Test it first with a modest number of attempts:

select z from random_test_report_for_modeled_age(1000);

Then increase the number of attempts to, say, one million. This takes about a minute. (No thought was given to make the test run faster. Its speed is uninteresting.) You'll see that "No failures"_ is reported and that the range of randomly generated timestamp values spans close to the maximum that random_timestamp() can produce (4700 BC through 4700 AD).

This should give you a very high confidence indeed that the function modeled_age() lives up to its name.

The semantics of the one-parameter moment overload of function age()

The effect of age(t) is identical to the effect of age(<midnight today>, t). Here's a demonstration of the semantics. The expression date_trunc('day', clock_timestamp()) is copied from the definition of today() in the subsection Consider user-defined functions rather than 'today', 'tomorrow', and 'yesterday'.

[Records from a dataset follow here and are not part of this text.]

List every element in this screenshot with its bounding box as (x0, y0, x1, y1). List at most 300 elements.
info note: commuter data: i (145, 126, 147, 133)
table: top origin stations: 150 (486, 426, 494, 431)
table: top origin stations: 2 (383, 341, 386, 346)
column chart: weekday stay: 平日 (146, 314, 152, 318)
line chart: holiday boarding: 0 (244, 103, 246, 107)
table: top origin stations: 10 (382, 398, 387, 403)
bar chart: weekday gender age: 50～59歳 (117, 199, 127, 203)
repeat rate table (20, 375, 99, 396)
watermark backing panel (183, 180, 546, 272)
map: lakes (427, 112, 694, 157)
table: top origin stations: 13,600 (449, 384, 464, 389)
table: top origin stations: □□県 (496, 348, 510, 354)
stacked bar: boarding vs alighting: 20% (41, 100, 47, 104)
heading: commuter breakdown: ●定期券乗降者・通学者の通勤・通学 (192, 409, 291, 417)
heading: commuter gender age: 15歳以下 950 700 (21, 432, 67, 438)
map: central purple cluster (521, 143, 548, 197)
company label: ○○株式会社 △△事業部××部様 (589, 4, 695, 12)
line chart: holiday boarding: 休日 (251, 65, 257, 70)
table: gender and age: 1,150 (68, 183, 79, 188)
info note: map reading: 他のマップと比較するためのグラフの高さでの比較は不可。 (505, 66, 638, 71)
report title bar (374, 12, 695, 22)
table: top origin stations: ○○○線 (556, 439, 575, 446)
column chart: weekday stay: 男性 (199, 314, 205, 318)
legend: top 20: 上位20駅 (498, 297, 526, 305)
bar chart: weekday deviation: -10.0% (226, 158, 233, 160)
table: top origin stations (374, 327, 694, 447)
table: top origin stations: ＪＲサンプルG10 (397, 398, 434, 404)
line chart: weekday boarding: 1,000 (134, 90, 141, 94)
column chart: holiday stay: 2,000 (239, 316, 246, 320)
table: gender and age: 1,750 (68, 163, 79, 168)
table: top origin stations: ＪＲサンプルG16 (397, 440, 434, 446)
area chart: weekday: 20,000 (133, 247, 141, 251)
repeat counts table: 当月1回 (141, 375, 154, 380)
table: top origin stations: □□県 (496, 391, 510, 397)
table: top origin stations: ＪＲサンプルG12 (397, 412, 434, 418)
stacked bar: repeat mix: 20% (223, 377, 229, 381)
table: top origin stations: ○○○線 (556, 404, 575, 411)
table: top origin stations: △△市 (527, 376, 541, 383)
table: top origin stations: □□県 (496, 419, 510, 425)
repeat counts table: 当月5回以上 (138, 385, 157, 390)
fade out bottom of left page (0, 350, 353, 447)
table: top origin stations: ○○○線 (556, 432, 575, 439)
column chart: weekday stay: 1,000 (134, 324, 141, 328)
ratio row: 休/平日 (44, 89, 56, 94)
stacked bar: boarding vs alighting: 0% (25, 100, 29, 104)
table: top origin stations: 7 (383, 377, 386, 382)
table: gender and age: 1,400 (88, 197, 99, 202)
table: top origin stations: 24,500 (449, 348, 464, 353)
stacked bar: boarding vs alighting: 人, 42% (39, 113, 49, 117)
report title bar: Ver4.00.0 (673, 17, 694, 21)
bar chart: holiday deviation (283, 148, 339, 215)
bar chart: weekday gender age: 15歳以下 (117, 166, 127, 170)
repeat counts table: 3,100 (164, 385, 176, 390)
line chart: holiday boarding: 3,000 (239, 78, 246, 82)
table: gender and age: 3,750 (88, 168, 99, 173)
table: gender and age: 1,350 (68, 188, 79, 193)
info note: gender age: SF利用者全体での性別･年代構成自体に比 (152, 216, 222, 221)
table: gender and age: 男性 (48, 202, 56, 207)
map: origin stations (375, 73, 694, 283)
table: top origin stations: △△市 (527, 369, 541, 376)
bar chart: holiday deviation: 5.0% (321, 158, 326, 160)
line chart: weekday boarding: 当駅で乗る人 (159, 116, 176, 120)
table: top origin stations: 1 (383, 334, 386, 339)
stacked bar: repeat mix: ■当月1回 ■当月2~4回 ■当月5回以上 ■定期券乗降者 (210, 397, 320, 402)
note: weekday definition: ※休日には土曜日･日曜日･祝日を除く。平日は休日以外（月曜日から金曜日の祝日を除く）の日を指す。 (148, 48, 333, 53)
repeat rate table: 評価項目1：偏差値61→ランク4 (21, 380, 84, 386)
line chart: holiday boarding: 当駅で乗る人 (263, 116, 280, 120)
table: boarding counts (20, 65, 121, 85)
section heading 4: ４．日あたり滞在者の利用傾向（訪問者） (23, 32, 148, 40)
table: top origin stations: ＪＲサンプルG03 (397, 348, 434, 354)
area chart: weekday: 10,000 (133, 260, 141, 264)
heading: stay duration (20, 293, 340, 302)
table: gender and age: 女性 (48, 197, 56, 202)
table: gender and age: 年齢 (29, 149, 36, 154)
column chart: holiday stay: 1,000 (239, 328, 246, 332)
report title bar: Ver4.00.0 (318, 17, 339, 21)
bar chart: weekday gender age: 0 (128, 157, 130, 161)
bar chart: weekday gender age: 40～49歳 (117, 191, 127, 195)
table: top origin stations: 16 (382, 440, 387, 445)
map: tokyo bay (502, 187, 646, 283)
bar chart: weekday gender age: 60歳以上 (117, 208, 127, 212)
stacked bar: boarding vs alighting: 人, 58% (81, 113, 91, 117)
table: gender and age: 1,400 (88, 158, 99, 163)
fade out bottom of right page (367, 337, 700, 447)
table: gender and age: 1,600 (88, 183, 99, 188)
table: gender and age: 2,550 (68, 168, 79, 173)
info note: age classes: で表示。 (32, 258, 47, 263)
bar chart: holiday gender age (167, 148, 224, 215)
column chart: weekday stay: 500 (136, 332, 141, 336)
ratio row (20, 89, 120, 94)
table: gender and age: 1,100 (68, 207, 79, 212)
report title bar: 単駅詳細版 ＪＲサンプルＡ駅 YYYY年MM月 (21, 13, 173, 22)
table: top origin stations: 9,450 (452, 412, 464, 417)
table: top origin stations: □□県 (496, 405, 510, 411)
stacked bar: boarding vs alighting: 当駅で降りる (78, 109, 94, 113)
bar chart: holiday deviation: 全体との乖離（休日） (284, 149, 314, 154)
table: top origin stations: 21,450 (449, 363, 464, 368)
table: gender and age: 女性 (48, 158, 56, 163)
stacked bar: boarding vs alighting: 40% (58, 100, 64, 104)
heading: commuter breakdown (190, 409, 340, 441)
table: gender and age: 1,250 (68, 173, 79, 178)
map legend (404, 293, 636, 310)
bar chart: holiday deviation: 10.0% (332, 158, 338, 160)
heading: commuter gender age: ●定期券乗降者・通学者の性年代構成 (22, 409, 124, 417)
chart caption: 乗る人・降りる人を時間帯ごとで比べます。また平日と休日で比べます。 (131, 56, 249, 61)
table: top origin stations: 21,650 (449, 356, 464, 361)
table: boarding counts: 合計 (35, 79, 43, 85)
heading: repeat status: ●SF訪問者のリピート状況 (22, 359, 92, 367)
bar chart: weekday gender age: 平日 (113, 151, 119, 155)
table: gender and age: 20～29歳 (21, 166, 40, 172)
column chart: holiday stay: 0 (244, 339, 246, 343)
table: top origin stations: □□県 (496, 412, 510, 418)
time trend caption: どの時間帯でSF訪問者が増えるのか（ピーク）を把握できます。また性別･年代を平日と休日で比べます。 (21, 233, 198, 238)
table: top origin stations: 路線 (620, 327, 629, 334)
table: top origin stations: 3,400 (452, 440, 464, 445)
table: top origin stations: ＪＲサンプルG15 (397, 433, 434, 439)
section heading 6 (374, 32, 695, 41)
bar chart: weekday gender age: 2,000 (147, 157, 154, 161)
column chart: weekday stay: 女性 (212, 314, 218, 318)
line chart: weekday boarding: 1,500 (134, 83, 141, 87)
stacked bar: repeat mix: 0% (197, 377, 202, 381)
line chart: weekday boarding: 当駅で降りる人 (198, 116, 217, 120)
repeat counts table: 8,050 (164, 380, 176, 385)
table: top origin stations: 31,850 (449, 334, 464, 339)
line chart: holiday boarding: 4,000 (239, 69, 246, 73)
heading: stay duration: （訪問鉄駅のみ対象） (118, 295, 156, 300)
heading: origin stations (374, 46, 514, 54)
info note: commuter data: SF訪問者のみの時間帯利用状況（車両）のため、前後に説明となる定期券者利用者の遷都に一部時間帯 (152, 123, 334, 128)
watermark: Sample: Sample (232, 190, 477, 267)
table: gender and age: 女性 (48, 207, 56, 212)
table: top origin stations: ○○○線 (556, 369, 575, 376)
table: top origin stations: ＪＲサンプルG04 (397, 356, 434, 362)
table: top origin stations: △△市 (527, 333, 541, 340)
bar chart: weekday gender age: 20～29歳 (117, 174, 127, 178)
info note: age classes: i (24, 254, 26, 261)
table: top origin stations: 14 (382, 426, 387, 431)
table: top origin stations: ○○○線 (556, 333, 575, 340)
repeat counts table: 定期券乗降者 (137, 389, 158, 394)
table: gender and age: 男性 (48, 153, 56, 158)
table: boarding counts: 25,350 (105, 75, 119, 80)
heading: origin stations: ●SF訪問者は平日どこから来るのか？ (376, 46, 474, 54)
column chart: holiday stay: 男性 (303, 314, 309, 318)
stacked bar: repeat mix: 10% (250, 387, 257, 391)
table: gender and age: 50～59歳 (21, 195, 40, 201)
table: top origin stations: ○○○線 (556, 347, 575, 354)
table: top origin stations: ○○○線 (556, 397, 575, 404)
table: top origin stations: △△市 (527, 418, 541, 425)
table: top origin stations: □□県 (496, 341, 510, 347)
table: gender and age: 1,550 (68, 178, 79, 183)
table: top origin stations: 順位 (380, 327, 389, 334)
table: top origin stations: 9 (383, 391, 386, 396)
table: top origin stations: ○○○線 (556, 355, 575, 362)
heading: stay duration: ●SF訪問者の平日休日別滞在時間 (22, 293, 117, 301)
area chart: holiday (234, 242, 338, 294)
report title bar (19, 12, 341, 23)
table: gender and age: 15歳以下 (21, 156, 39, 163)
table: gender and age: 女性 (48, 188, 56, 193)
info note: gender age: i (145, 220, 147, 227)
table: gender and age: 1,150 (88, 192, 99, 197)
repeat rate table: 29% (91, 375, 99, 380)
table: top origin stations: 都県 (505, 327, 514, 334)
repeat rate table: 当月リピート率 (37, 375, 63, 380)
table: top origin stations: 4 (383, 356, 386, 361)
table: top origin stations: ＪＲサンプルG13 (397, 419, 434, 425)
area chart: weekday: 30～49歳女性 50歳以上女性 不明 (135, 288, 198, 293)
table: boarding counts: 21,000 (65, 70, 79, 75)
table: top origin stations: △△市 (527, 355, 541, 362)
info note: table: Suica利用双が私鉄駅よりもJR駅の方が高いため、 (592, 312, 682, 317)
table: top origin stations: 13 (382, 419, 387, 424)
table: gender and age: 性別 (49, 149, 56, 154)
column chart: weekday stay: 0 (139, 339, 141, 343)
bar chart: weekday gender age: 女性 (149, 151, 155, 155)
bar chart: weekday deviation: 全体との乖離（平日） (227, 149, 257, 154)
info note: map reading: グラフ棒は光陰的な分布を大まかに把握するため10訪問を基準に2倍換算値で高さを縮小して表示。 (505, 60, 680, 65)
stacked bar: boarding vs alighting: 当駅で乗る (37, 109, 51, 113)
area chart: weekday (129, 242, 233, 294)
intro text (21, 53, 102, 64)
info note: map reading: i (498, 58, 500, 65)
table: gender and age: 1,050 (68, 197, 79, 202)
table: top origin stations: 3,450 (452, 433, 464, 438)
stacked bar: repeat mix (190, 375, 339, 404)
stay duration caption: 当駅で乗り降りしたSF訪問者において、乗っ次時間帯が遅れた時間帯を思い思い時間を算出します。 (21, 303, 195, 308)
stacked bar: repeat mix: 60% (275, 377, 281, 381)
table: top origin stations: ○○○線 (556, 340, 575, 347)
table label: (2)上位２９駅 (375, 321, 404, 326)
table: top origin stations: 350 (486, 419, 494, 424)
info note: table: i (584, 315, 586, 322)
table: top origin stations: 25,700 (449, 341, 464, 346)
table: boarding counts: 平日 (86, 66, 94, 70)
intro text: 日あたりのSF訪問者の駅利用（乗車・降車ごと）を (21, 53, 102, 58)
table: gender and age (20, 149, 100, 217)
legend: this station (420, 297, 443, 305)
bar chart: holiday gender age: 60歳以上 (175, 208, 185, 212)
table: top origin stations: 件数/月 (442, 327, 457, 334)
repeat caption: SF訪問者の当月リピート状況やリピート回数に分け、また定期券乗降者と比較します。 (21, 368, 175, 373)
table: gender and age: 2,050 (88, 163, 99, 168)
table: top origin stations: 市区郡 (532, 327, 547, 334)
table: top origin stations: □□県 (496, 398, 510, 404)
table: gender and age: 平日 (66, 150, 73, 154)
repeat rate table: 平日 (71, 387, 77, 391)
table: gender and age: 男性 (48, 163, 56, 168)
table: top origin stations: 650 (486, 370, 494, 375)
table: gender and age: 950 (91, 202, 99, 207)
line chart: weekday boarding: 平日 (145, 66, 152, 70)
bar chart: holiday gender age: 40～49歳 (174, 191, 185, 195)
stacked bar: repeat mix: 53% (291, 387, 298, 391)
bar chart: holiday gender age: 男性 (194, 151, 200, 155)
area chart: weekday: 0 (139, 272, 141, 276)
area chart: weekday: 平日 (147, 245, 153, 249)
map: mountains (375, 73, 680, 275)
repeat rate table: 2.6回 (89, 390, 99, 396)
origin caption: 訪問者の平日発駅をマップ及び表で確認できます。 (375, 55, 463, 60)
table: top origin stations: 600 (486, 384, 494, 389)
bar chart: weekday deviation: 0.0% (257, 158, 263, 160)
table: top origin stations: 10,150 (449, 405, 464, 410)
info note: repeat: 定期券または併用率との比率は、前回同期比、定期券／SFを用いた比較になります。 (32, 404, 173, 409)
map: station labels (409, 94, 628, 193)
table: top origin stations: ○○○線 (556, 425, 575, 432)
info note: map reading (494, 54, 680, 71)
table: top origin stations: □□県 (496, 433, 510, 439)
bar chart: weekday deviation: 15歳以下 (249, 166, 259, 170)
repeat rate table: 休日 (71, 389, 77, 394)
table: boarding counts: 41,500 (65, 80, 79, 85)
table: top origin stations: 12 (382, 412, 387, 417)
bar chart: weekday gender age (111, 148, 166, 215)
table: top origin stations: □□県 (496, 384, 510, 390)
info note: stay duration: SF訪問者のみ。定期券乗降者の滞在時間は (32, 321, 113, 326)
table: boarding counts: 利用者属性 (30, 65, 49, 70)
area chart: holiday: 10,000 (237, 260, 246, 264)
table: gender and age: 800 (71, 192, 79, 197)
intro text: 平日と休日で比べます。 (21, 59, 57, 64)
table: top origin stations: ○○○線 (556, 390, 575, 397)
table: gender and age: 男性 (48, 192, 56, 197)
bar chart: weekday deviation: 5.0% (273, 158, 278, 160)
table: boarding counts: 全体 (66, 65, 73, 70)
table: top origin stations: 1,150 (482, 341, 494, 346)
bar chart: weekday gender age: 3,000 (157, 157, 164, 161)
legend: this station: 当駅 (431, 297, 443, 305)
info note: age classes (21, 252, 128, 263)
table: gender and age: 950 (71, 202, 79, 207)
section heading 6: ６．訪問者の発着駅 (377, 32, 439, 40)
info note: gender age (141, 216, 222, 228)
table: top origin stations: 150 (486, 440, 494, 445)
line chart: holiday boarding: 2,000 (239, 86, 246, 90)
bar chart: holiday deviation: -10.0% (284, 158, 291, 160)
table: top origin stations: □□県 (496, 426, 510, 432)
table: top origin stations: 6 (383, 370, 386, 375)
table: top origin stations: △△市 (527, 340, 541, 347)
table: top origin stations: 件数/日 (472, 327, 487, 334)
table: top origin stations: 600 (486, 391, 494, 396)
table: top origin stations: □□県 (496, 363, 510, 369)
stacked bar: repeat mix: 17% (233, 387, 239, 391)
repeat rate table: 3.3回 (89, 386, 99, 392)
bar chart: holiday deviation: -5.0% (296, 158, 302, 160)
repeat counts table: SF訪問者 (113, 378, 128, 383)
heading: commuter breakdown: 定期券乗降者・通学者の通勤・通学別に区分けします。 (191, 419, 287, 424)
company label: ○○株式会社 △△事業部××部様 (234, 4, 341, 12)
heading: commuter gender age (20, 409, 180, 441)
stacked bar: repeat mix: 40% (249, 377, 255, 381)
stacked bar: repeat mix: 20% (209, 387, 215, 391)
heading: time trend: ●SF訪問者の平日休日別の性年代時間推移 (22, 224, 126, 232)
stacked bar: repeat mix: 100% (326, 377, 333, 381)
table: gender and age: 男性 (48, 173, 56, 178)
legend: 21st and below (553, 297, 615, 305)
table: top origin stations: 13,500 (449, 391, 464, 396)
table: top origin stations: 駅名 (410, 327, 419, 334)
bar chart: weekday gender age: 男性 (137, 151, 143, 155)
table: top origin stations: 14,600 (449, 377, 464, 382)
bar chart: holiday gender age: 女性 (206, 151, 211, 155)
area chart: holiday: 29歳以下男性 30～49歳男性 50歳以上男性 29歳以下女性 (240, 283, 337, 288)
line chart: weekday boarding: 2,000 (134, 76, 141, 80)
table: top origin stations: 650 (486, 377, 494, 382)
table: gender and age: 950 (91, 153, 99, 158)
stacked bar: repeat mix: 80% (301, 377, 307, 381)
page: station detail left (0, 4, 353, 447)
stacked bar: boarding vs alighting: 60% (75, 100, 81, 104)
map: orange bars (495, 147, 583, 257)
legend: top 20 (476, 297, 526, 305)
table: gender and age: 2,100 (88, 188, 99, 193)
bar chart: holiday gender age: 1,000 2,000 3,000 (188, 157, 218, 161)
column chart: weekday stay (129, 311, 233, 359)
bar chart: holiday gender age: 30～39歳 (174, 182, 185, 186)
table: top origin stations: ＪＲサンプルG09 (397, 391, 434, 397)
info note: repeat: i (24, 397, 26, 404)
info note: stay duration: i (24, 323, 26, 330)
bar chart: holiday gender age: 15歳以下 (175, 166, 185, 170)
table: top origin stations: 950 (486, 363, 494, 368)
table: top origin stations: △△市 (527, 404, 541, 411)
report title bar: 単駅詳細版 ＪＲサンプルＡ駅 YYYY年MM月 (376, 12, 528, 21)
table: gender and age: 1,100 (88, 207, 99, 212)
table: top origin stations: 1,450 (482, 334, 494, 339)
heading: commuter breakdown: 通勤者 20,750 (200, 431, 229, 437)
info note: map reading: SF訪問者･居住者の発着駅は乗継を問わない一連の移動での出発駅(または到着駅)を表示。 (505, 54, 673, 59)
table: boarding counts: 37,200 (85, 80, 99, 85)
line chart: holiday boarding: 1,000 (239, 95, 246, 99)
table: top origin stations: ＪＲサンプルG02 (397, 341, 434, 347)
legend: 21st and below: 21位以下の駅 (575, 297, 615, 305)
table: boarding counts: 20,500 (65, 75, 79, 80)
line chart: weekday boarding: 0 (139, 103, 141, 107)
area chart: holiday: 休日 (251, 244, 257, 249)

Do this to test this assertion for the timestamptz overloads:

drop procedure if exists assert_one_parameter_overload_of_age_semantics(timestamptz) cascade;
create procedure assert_one_parameter_overload_of_age_semantics(t in timestamptz)
  language plpgsql
as $body$
declare
  age_1 constant interval not null := age(t);
  age_2 constant interval not null := age(date_trunc('day', clock_timestamp()), t);
begin
 assert age_1 = age_2, 'Assert failed';
end;
$body$;

set timezone = 'UTC';
call assert_one_parameter_overload_of_age_semantics('2007-06-24');
call assert_one_parameter_overload_of_age_semantics('2051-07-19 Europe/Helsinki');
call assert_one_parameter_overload_of_age_semantics('2007-02-01 13:42:19.12345');
call assert_one_parameter_overload_of_age_semantics(clock_timestamp());

set timezone = 'America/Los_Angeles';
call assert_one_parameter_overload_of_age_semantics('2007-06-24');
call assert_one_parameter_overload_of_age_semantics('2051-07-19 Europe/Helsinki');
call assert_one_parameter_overload_of_age_semantics('2007-02-01 13:42:19.12345');
call assert_one_parameter_overload_of_age_semantics(clock_timestamp());

Each call statement finishes without error, showing that the assertion holds for every test

Do this to test this assertion for the plain timestamp overloads:

drop procedure if exists assert_one_parameter_overload_of_age_semantics(timestamp) cascade;
create procedure assert_one_parameter_overload_of_age_semantics(t in timestamp)
  language plpgsql
as $body$
declare
  age_1 constant interval not null := age(t);
  age_2 constant interval not null := age(date_trunc('day', localtimestamp), t);
begin
 assert age_1 = age_2, 'Assert failed';
end;
$body$;

set timezone = 'UTC';
call assert_one_parameter_overload_of_age_semantics('2007-02-01 13:42:19.12345');
call assert_one_parameter_overload_of_age_semantics('2007-06-24');
call assert_one_parameter_overload_of_age_semantics('2051-07-19');
call assert_one_parameter_overload_of_age_semantics(clock_timestamp());

set timezone = 'America/Los_Angeles';
call assert_one_parameter_overload_of_age_semantics('2007-02-01 13:42:19.12345');
call assert_one_parameter_overload_of_age_semantics('2007-06-24');
call assert_one_parameter_overload_of_age_semantics('2051-07-19');
call assert_one_parameter_overload_of_age_semantics(clock_timestamp());

Each call statement finishes without error, showing that the assertion holds for every test.